Como a polícia da China usou telefones e rostos para rastrear manifestantes

No domingo, quando Zhang foi protestar contra as rígidas políticas da Covid da China em Pequim, ele pensou que veio preparado para passar despercebido.

Ele usava uma balaclava e óculos para cobrir o rosto. Quando parecia que policiais à paisana o estavam seguindo, ele se escondeu nos arbustos e vestiu uma jaqueta nova. Ele perdeu o rabo. Naquela noite, quando o Sr. Zhang, que está na casa dos 20 anos, voltou para casa sem ser preso, ele pensou que estava limpo.

Mas a polícia ligou no dia seguinte.
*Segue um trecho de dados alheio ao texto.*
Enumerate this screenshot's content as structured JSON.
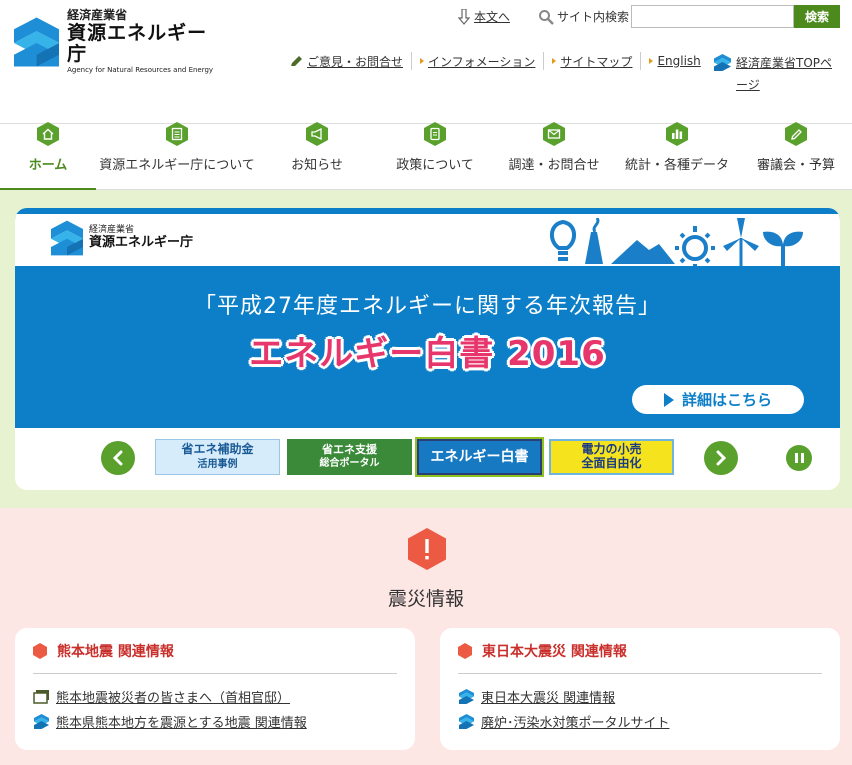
{
  "header": {
    "logo": {
      "ministry": "経済産業省",
      "agency": "資源エネルギー庁",
      "agency_en": "Agency for Natural Resources and Energy"
    },
    "skip_link": "本文へ",
    "search": {
      "label": "サイト内検索",
      "value": "",
      "placeholder": "",
      "button": "検索"
    },
    "subnav": [
      {
        "label": "ご意見・お問合せ",
        "icon": "pencil-icon"
      },
      {
        "label": "インフォメーション",
        "icon": "triangle-bullet-icon"
      },
      {
        "label": "サイトマップ",
        "icon": "triangle-bullet-icon"
      },
      {
        "label": "English",
        "icon": "triangle-bullet-icon"
      }
    ],
    "meti_top": "経済産業省TOPページ"
  },
  "global_nav": [
    {
      "label": "ホーム",
      "icon": "home-icon",
      "active": true
    },
    {
      "label": "資源エネルギー庁について",
      "icon": "document-icon",
      "active": false
    },
    {
      "label": "お知らせ",
      "icon": "megaphone-icon",
      "active": false
    },
    {
      "label": "政策について",
      "icon": "notepad-icon",
      "active": false
    },
    {
      "label": "調達・お問合せ",
      "icon": "mail-icon",
      "active": false
    },
    {
      "label": "統計・各種データ",
      "icon": "bar-chart-icon",
      "active": false
    },
    {
      "label": "審議会・予算",
      "icon": "pen-icon",
      "active": false
    }
  ],
  "carousel": {
    "banner": {
      "logo_ministry": "経済産業省",
      "logo_agency": "資源エネルギー庁",
      "subtitle": "「平成27年度エネルギーに関する年次報告」",
      "title": "エネルギー白書 2016",
      "detail_button": "詳細はこちら"
    },
    "thumbnails": [
      {
        "line1": "省エネ補助金",
        "line2": "活用事例"
      },
      {
        "line1": "省エネ支援",
        "line2": "総合ポータル"
      },
      {
        "line1": "エネルギー白書",
        "line2": ""
      },
      {
        "line1": "電力の小売",
        "line2": "全面自由化"
      }
    ]
  },
  "disaster": {
    "title": "震災情報",
    "panels": [
      {
        "heading": "熊本地震 関連情報",
        "links": [
          {
            "label": "熊本地震被災者の皆さまへ（首相官邸）",
            "icon": "window-icon"
          },
          {
            "label": "熊本県熊本地方を震源とする地震 関連情報",
            "icon": "meti-logo-icon"
          }
        ]
      },
      {
        "heading": "東日本大震災 関連情報",
        "links": [
          {
            "label": "東日本大震災 関連情報",
            "icon": "meti-logo-icon"
          },
          {
            "label": "廃炉･汚染水対策ポータルサイト",
            "icon": "meti-logo-icon"
          }
        ]
      }
    ]
  },
  "colors": {
    "brand_green": "#4d8a1e",
    "banner_blue": "#0d7fc9",
    "accent_red": "#c9302c",
    "carousel_bg": "#e7f3d0",
    "disaster_bg": "#fde7e5"
  }
}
Eles sabiam que ele estava fora porque conseguiram detectar que seu telefone estava na área dos protestos, disseram a ele. Vinte minutos depois, embora ele não tivesse contado onde morava, três policiais bateram à sua porta.

Histórias semelhantes estão sendo contadas por manifestantes em toda a China esta semana, de acordo com entrevistas com os alvos e grupos de direitos humanos após os casos. Enquanto as autoridades procuram rastrear, intimidar e deter aqueles que marcharam desafiando as estritas políticas do governo contra a Covid no fim de semana passado, elas estão recorrendo a poderosas ferramentas de vigilância que o estado passou a construir na última década para momentos como este, quando partes da população aparecer e questionar a autoridade do governante Partido Comunista Chinês.

A polícia usou rostos, telefones e informantes para identificar os participantes dos protestos. Normalmente, eles forçam aqueles que rastreiam a prometer não protestar novamente. Muitas vezes inexperientes em serem rastreados, os manifestantes expressaram perplexidade com a forma como foram descobertos. Com medo de maiores repercussões, muitos deletaram aplicativos estrangeiros como o Telegram, usados ​​para coordenar e divulgar imagens dos protestos no exterior.

A polícia chinesa montou um dos sistemas de vigilância mais sofisticados do mundo. Eles penduraram câmeras aos milhões nas esquinas e nas entradas dos edifícios. Eles compraram um poderoso software de reconhecimento facial e o programaram para identificar os cidadãos locais que moram nas proximidades. Um software especial processa os dados e as imagens que são coletadas.

Embora a construção do sistema de vigilância não era segredo, para muitos na China parecia remoto. A polícia costuma usá-lo para rastrear dissidentes, minorias étnicas e trabalhadores migrantes. Muitos expressam seu apoio sob a ideia de que, se você não fez nada de errado, não tem nada a esconder. Os interrogatórios da semana passada podem abalar essa perspectiva. É a primeira vez que o estado de vigilância é direcionado diretamente a um grande número de pessoas de classe média nas cidades mais ricas da China. Embora muitos tenham experiência com censura – e esta semana provou que às vezes podem contornar isso — uma visita policial em casa é menos comum e mais intimidadora.

“Estamos ouvindo histórias de policiais batendo na porta das pessoas perguntando o paradeiro delas durante os protestos, e isso parece ser baseado em evidências coletadas por meio de vigilância em massa”, disse Alkan Akad, pesquisador da Anistia Internacional sobre a China. “A tecnologia do ‘Big Brother’ da China nunca é desligada, e o governo espera que agora mostre sua eficácia em acabar com a agitação”, acrescentou.

As marchas e protestos foram alguns dos mais difundidos e abertamente políticos desde os de 1989, que Pequim reprimiu com força militar letal na Praça da Paz Celestial. Agora as autoridades chinesas podem sufocar a agitação usando a rede de arrasto de alta tecnologia para atingir os organizadores e os descontentes mais declarados e detê-los. Seguidores e curiosos geralmente se safam com uma ameaça severa.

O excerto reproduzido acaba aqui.